In some real estate markets, sellers get plenty of offers at or above their asking price. Other times, though, you may find that you need to offer an extra incentive to prospective buyers. Popular options for attracting more buyers include reducing your selling price and offering a closing cost credit, both of which help the buyer save money on the purchase.
It may seem like a price reduction and a closing cost credit of the same value are virtually the same for the seller. Both strategies reduce your proceeds by the same amount, but they might not have the same results. If you’re trying to sell your home, you should understand how closing cost credits can differ from price reductions and how to tell which option is better for you.

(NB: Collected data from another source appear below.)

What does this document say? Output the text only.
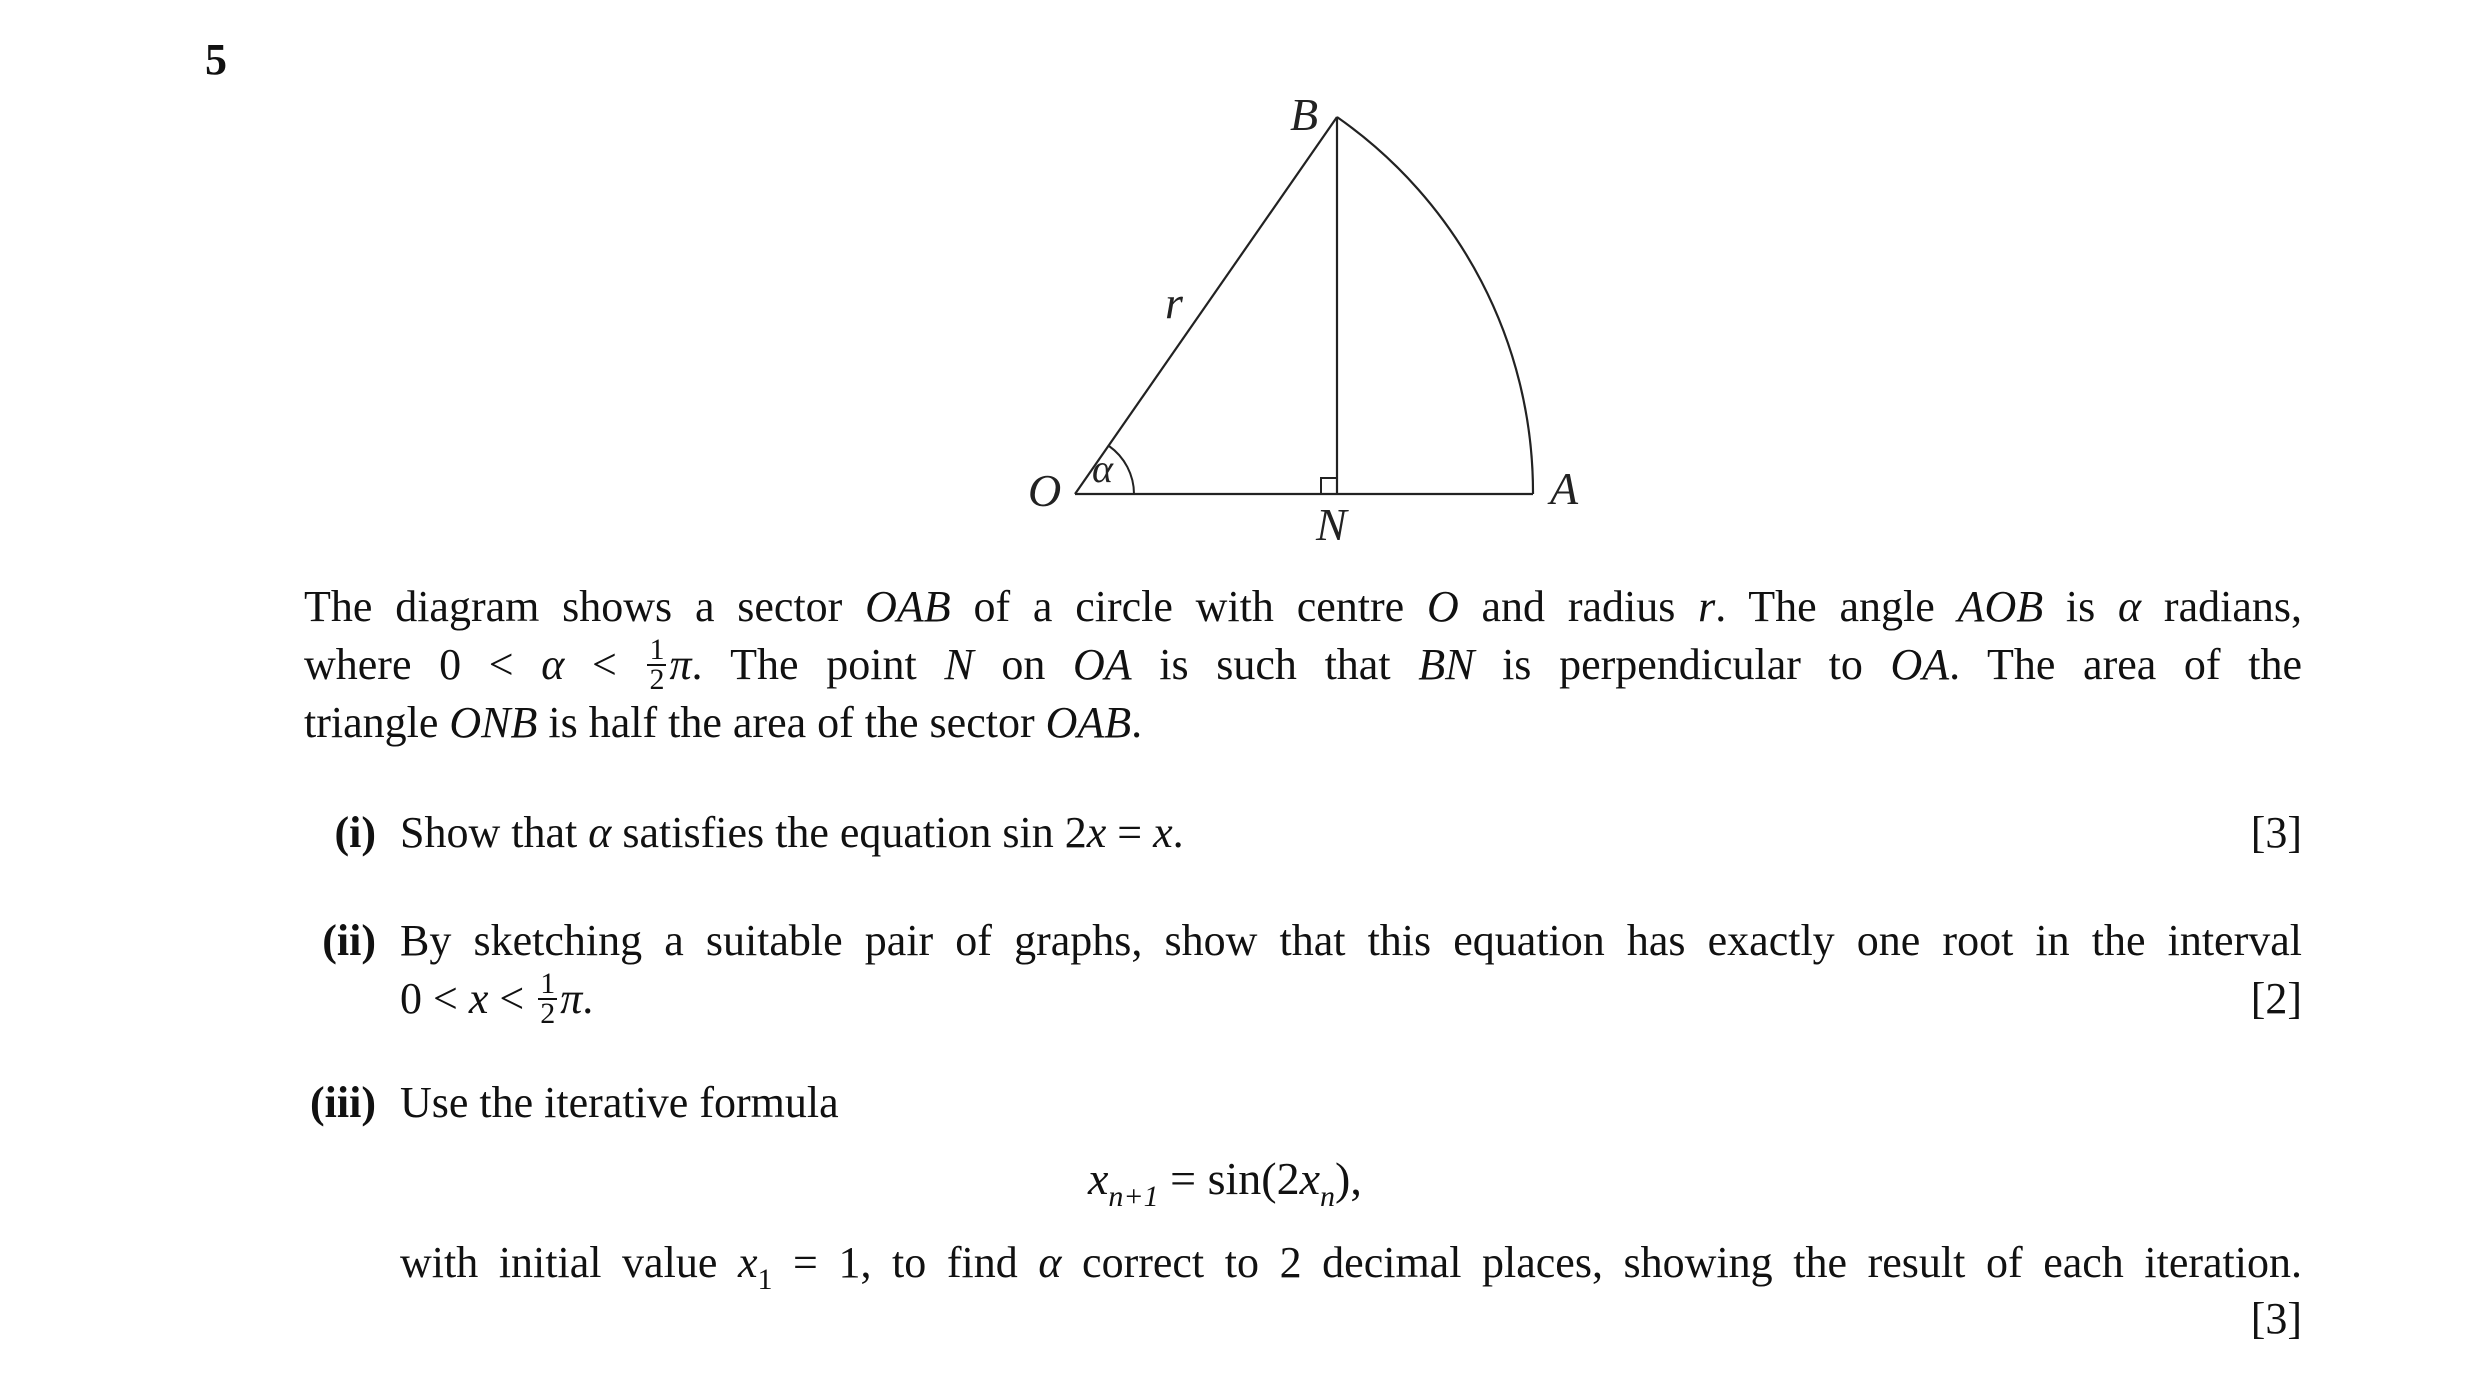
5
B
O	A
N
r
α
The diagram shows a sector OAB of a circle with centre O and radius r. The angle AOB is α radians,
where $0 < \alpha < \frac{1}{2} \pi$. The point N on OA is such that BN is perpendicular to OA. The area of the
triangle ONB is half the area of the sector OAB.
(i) Show that α satisfies the equation sin 2x = x.	[3]
(ii) By sketching a suitable pair of graphs, show that this equation has exactly one root in the interval
$0 < x < \frac{1}{2} \pi$.	[2]
(iii) Use the iterative formula
$x_{n+1} = \sin(2x_n)$,
with initial value $x_1 = 1$, to find α correct to 2 decimal places, showing the result of each iteration.
[3]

What Is a Closing Cost Credit?
A closing cost credit is a credit offered to the buyer of a home during closing. In some situations, closing cost credits help sellers get more offers or close on the sale more quickly. The credit amount is typically taken from the final sale value of the property, so no one has to pay the sum upfront. Sometimes, the buyer agrees to add the credit to the purchase price of the home, which gives them immediate access to funds they may not otherwise have. Other times, the seller agrees to take the credit out of their proceeds from the sale.
The buyer and seller negotiate the closing cost credit agreement and put their final decision in writing. It’s important that both the buyer and seller be clear about what the funds will be used for. Buyers can use the credit to cover some of their closing costs, including property taxes, mortgage fees, the home appraisal, and other expenses directly involved in the escrow closing.
Closing cost credits can also go toward home repairs if the buyer and seller come to a mutual agreement on the matter. This way, neither the seller nor the buyer will have to pay out-of-pocket to repair the property. Instead, the cost of repairs is calculated into the final offer for the home.
Benefits of Offering a Closing Cost Credit
Closing cost credits are very appealing for buyers. When purchasing a home, you have to come up with a down payment, cover your moving costs, and pay for a number of other miscellaneous expenses. Paying for closing costs in addition to everything else can be a financial burden, so the credit is a major selling point.
If you’re struggling to get offers on your home, offering a credit of $3,000 to $5,000 could completely change the situation. Some buyers may even offer a higher purchase price in exchange for the credit, so your total proceeds won’t change at all.
Although a price reduction and a closing cost credit are mathematically similar, there’s sometimes a psychological difference between the two for buyers. A price reduction might raise red flags as it makes it seem like something is wrong with the home. Prospective buyers may be skeptical about why you couldn’t sell the property at its original price. A closing cost credit, on the other hand, feels like an extra incentive or a bonus to many buyers.
When to Offer a Price Reduction
Closing cost credits are generally preferred among buyers, but they’re not always ideal for sellers. Sometimes, a price reduction is a better option when you’re trying to get more offers on your home.
A price reduction and a closing cost credit of the same value might result in slightly different financial situations during and after the sale of your home. Many of the fees related to selling your home are calculated based on the sale price of the property, so selling at a reduced price will also reduce your fees.
If your proceeds from the sale will be subject to capital gains taxes, a price reduction will lower your tax bill, too. Home sale profits that are less than $250,000 for single filers and less than $500,000 for married couples aren’t subject to capital gains, so most sellers don’t have to worry about this. However, you could save a few hundred to a few thousand dollars by offering a price reduction if you do have to pay capital gains taxes.
Another consideration is whether or not offering a price reduction will push your home into a different bracket in the filters buyers use to find properties online. Most real estate websites allow users to filter by price in increments of $50,000. If, for example, you reduce your asking price from $305,000 to $300,000, your home may now appear in the filtered results for a different set of buyers. This could be a great way to increase your offers if you’re struggling to sell the home.
You should also be wary when the buyer asks for a closing cost credit during negotiations. Often times, buyers try to negotiate for a credit simply to get a better deal on the sale. However, this sometimes indicates that the buyer is financially stretched thin and is struggling to cover the down payment and the closing costs. If you get this impression, you might have trouble when trying to close.
A closing cost credit can be an effective strategy for getting more offers on your home. As a seller, though, offering a price reduction may be a better option. You should consider how each choice could change your fees and taxes as well as the effect it may have on the buyer. If you’re not sure which strategy is better in your situation, consult with your real estate or financial advisor. The option you choose could make a big difference in your selling time and in your proceeds, so it’s important to be thoughtful, careful, and intentional in your decision.